Monday, October 3, 2011

Combating selinux for the timeline

That timeline that was being worked on ended up being hosted on foss.rit.edu, but getting it there took  nothing less than an arduous battle with selinux. I first created an alias so that I could put all my work in a single directory on a separate user account on the box, and tossed it into the right /etc/httpd/conf.d/ configuration file.



Alias /timeline "/home/myusraccount/timeline"

AllowOverride All
Options Indexes
order allow,deny
Allow from all



Any work from here on out could be tossed in /home/myusraccount/timeline/. While this is convenient, this posed a slight problem. The form I had created to give me an easy way to add events to my timeline posts its information to be handled by my python cgi script. This script gets effectively run as the "apache" user, and selinux has a slight problem allowing the apache user modify files inside /home/myusraccount/timeline.

First I changed the owner of the relevant file and the timeline directory file to the apache user. No luck.

I then tried to add apache and myusraccount to the same group, giving the group full permissions of the file and directory being touched by the cgi script. No luck.

For random kicks, I turned off selinux. That did the trick.
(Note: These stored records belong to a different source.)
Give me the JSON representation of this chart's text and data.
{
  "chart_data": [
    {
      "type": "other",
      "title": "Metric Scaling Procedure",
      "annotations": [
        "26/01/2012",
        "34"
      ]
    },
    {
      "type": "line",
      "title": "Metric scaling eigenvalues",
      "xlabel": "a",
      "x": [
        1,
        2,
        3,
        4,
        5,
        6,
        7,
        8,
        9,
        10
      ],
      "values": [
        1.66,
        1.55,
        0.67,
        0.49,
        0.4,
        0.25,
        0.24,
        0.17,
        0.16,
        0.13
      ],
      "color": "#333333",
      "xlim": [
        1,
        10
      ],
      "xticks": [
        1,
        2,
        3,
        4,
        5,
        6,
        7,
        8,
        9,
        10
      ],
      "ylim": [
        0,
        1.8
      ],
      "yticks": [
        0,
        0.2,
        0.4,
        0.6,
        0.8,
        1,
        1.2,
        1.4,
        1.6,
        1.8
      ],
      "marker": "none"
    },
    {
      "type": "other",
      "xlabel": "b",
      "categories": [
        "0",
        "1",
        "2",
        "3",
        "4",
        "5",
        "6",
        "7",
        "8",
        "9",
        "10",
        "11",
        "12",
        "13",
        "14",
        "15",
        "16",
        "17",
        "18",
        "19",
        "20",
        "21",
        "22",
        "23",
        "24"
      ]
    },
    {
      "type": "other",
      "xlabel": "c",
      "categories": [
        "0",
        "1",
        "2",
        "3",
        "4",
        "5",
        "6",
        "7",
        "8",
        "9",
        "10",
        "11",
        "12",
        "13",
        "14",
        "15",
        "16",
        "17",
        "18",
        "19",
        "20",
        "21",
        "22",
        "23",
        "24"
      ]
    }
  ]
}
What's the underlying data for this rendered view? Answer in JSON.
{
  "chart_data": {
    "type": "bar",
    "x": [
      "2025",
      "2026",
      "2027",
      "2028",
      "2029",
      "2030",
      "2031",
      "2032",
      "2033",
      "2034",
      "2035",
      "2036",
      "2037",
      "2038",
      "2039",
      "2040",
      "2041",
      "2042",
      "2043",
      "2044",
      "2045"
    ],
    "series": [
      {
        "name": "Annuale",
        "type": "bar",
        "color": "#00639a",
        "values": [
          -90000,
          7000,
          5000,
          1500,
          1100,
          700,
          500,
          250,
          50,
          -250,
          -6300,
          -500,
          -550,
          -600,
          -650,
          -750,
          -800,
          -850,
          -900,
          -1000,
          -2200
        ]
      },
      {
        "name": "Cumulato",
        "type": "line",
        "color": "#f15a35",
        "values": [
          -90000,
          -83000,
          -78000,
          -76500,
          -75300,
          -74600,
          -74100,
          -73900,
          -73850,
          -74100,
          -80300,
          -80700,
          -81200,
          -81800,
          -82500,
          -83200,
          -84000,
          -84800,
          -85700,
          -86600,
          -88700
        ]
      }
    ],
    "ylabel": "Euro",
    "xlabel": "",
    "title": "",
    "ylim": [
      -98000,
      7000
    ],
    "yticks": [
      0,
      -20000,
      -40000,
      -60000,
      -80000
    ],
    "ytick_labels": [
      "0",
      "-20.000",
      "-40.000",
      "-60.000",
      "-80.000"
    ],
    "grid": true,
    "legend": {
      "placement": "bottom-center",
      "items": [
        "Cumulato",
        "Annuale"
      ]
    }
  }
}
Turning it back on, I tried to change the context of the files and directories myself, but couldn't get anything to work for the life of me. My mentors in the fossbox showed me a nifty tool, audit2allow, which allows users to generate allow rulesets for specific operations. This tool parses the logs for denied permissions messages, and can automatically generate exceptions to them. Basically do what you want to do, watch it fail, run audit2allow, and apply a rule. Of course, you'll want to be careful with the rule you do apply, since selinux could very well be protecting your machine from a big security risk.